Two film futures exchanges are coming soon to a stock market near you. I can’t decide what to make of it, but I think this is something to watch.
If you’re like me, you’re probably aware there are “corn futures” and “wheat futures” and it all has something to do with the stock market, but you don’t understand it in any detail. The upshot seems to be that by purchasing or selling (shorting) futures on particular films, you’re betting the film will or won’t make money. And the sales of these futures would go to finance movie-making. Futures helped farmers mitigate losses and fund all the work that happens before you even get a crop to take to market. The folks involved in this hope that film futures will spread out some of the financial risk that goes into making every single film. And that risk is substantial, even in the least expensive films. (Which is why if you ever, ever, ever comment on this website that women should either start making their own movies or stop complaining about what’s out there, I will ban you so fast your head will spin. We don’t all have even the $77k it cost to make Blair Witch Project ten years ago laying around, trust fund asshat.)

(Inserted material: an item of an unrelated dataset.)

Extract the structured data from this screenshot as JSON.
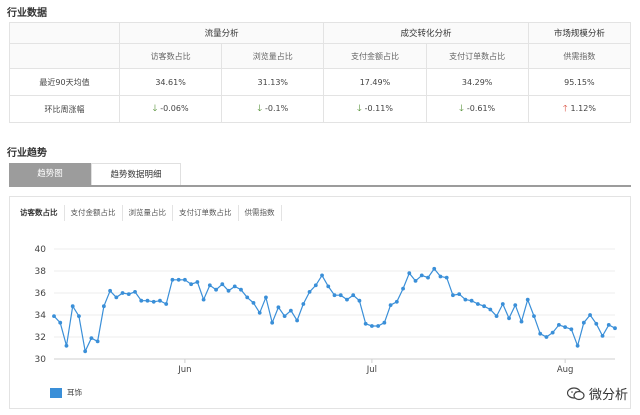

While futures have kept farming profitable, or at least alive:
The bigger question, however, is whether Cantor and Veriana can persuade professionals in the insular entertainment business to adopt the type of complex financial tool that, as evidenced by the recent mortgage meltdown, doesn’t always work smoothly.
Film executives not seeing the smart money when it requires them to adapt? Oh, how could that happen? And how could that happen again? And again? And again? And has there ever been a better time to experiment with making movies for the new 55% demographic – women?
An interesting note from the above-linked article:
The surge of private equity money into the movie business a few years back has dried up because returns were uneven and often lower than promised.
So financiers are finally discovering what people like William Goldman figured out a long time ago: Hollywood doesn’t know what makes a successful film. They just know how to sound like they do, and how to sabotage and explain away successes that don’t fit the mold. They have a vested interest in that.
I dunno. Seems to me film futures could strip away the last layer of resistance to adaptation. The film industry has really enjoyed doing exactly the same damn thing every day for thirty years and getting huge returns for it. We all knew it would take a major financial blow to the industry to get them even to consider that maybe the audience is changing and the industry has to change with us or die. I’m not too hopeful anyone’s thinking will really change – I’ve studied human psychology a bit – but, hey, the Baby Boomers have to retire eventually, and maybe that’ll shake up the demographics of the industry thinkers. I’m not putting down the Boomers – sexism exists in younger generations, too, including mine – but I don’t think growing up in an era where female CEOs, lawmakers, etc. barely existed did them any favors in terms of seeing women as equal fellow human beings.